Noch weiter geht die folgende Interviewperson. Sie spannt den Argumentationsbogen historisch zurück. Früher als die Menschen noch Selbstversorger waren, da war das Leben noch gut. Mensch lebte in harmonischer Eintracht mit der Natur. Die Alp wird als kleines Überbleibsel davon angesehen.

„Ursprünglich war es ja so, dass man noch einen Garten und Vieh hatte und hat sich quasi selber ernährt. Und es war fast ein Kreislauf und heute ist man sehr weit von dem weg. Man geht arbeiten, man isst in der Mensa oder sonstwo und ist so wie distanziert von... diesem bewussten Herstellen, Kochen, in diesem Kreislauf sein. Zurück zu einer anderen Lebensweise, das hat wohl auch eine Anziehungskraft.“

Die Alpbilder sind von weiteren nostalgischen Elementen geprägt. Die Alp soll einfach eingerichtet sein. Drei der fünf Alpneulinge erwähnen explizit, dass ihre Vorstellungsalp nicht mit einer Strasse erschlossen ist, ansonsten könnten sie ja direkt auf den Bauernhof gehen, kommentiert eine Interviewperson. Es soll eben alles andere sein, als das, was sie in der Stadt zur Genüge vorfinden.

„Wenn schon eine Alp, dann richtig. Es soll noch etwas rudimentär sein, also nicht extrem eingerichtet. Das ist schon das, was ich suche. Das hat sicher auch noch mit Idealismus zu tun. (...) Es muss schon noch etwas besonderes haben.“

Die Alp als Ort zur Selbsterfahrung

Mit Alp sind die Assoziationen harte körperliche Arbeit und viel Draussensein verknüpft; das kommt in vielen Alpbildern vor. Dies scheint im kollektiven Bewusstsein verankert zu sein. Viele haben auch den Wunsch, ihren Körper zu spüren und sich viel zu bewegen, gerade, wenn sie im Tal eher einer intellektuellen Beschäftigung in hermetisch steriler Umgebung nachgehen.

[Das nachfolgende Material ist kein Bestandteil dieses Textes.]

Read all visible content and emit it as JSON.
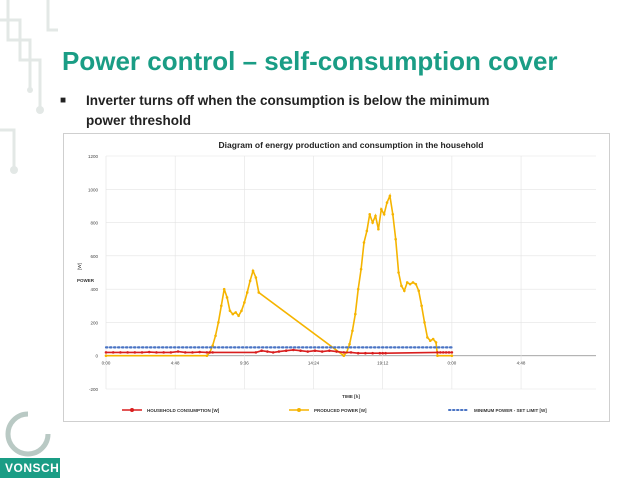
{
  "slide": {
    "title": "Power control – self-consumption cover",
    "bullet_line1": "Inverter turns off when the consumption is below the minimum",
    "bullet_line2": "power threshold",
    "bullet_icon": "square-bullet-icon"
  },
  "logo": {
    "text": "VONSCH"
  },
  "colors": {
    "accent": "#1a9d85",
    "household": "#d91e1e",
    "produced": "#f5b400",
    "minimum": "#4a74c4"
  },
  "chart_data": {
    "type": "line",
    "title": "Diagram of energy production and consumption in the household",
    "xlabel": "TIME [h]",
    "ylabel": "[W]",
    "ylabel2": "POWER",
    "xlim": [
      0,
      34
    ],
    "ylim": [
      -200,
      1200
    ],
    "x_ticks": [
      0,
      4.8,
      9.6,
      14.4,
      19.2,
      24,
      28.8
    ],
    "x_tick_labels": [
      "0:00",
      "4:48",
      "9:36",
      "14:24",
      "19:12",
      "0:00",
      "4:48"
    ],
    "y_ticks": [
      -200,
      0,
      200,
      400,
      600,
      800,
      1000,
      1200
    ],
    "y_tick_labels": [
      "-200",
      "0",
      "200",
      "400",
      "600",
      "800",
      "1000",
      "1200"
    ],
    "grid": true,
    "legend_position": "bottom",
    "series": [
      {
        "name": "HOUSEHOLD CONSUMPTION [W]",
        "color": "#d91e1e",
        "x": [
          0,
          0.5,
          1,
          1.5,
          2,
          2.5,
          3,
          3.5,
          4,
          4.5,
          5,
          5.5,
          6,
          6.5,
          7,
          7.2,
          7.4,
          10.4,
          10.8,
          11.2,
          11.6,
          12,
          12.5,
          13,
          13.5,
          14,
          14.5,
          15,
          15.5,
          16,
          16.5,
          17,
          17.5,
          18,
          18.5,
          19,
          19.2,
          19.4,
          23,
          23.2,
          23.4,
          23.6,
          23.8,
          24
        ],
        "values": [
          20,
          20,
          20,
          20,
          20,
          20,
          22,
          20,
          20,
          20,
          25,
          20,
          20,
          22,
          20,
          20,
          20,
          20,
          30,
          25,
          20,
          25,
          30,
          35,
          30,
          25,
          30,
          25,
          30,
          25,
          20,
          20,
          15,
          15,
          15,
          15,
          15,
          15,
          20,
          20,
          20,
          20,
          20,
          20
        ]
      },
      {
        "name": "PRODUCED POWER [W]",
        "color": "#f5b400",
        "x": [
          0,
          7.0,
          7.2,
          7.4,
          7.6,
          7.8,
          8.0,
          8.2,
          8.4,
          8.6,
          8.8,
          9.0,
          9.2,
          9.4,
          9.6,
          9.8,
          10.0,
          10.2,
          10.4,
          10.6,
          16.5,
          16.7,
          16.9,
          17.1,
          17.3,
          17.5,
          17.7,
          17.9,
          18.1,
          18.3,
          18.5,
          18.7,
          18.9,
          19.1,
          19.3,
          19.5,
          19.7,
          19.9,
          20.1,
          20.3,
          20.5,
          20.7,
          20.9,
          21.1,
          21.3,
          21.5,
          21.7,
          21.9,
          22.1,
          22.3,
          22.5,
          22.7,
          22.9,
          23.0,
          24
        ],
        "values": [
          0,
          0,
          20,
          60,
          120,
          200,
          300,
          400,
          350,
          270,
          250,
          260,
          240,
          270,
          320,
          380,
          450,
          510,
          470,
          380,
          0,
          20,
          70,
          150,
          250,
          400,
          520,
          680,
          750,
          850,
          800,
          840,
          760,
          880,
          850,
          920,
          960,
          850,
          700,
          500,
          420,
          390,
          440,
          430,
          440,
          430,
          390,
          300,
          200,
          110,
          90,
          100,
          80,
          0,
          0
        ]
      },
      {
        "name": "MINIMUM POWER - SET LIMIT [W]",
        "color": "#4a74c4",
        "x": [
          0,
          24
        ],
        "values": [
          50,
          50
        ]
      }
    ]
  }
}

„Das, was mich am allermeisten anzieht ist, dass... ich bin in einem Beruf, der sehr kopflastig ist. In der Regel habe ich nicht so Gelegenheit, mich gross zu bewegen, und ich merkte schon einige Male, wenn ich z. B. jemandem zügeln helfen ging oder irgendetwas machen ging, wo ich den Körper brauchen musste, dass ich eine gute Müdigkeit habe und ein erfüllteres Gefühl am Abend, als wenn ich dauernd am Hirnen bin. Und ich wünschte mir mal eine Arbeit, wo ich vor allem körperlich schaffe, wo ich laufe, wo ich heben muss, vielleicht gerade draussen Sachen machen kann. Es geht gar nicht unbedingt darum, ein Produkt herzustellen oder darum zu schauen, dass aus Milch Käse wird oder so, es geht wahrscheinlich effektiv darum, wie das für mich ist, mit meinem Körper etwas zu machen.“

Hier kommt das städtische Konstrukt der Alp sehr ehrlich zum Ausdruck. Obwohl der Abschnitt mit „was mich anzieht“ beginnt, wird dann vor allem von dem gesprochen, was in der Stadt als abstossend empfunden wird. Und das nun mit dem z’Alpgehen Angestrebte, nämlich dass die Person mit sich nach getaner, sichtbarer körperlicher Arbeit zufrieden ist, wurde in der Stadt bei kürzeren Gelegenheiten erlebt. Auf der Alp werden dann fast nur solche Arbeiten zu verrichten sein. Das Glücksgefühl wird ins Unermessliche wachsen... Jedenfalls möchte jetzt mal erlebt werden, wie sich das anfühlt, wenn längere Zeit körperlich hart gearbeitet wird. Die Sinnzuschreibung erfolgt voll und ganz aus der persönlichen Situation in der Stadt. Die vermeintlich offiziellen Bedeutungen der Alparbeit, das dadurch zum Beispiel Produkte hergestellt werden, sind nicht von Interesse.

Etliche stellen sich die Fragen, wie verkrafte ich das, wo sind meine Grenzen. Sich dem zu stellen ist eine Herausforderung.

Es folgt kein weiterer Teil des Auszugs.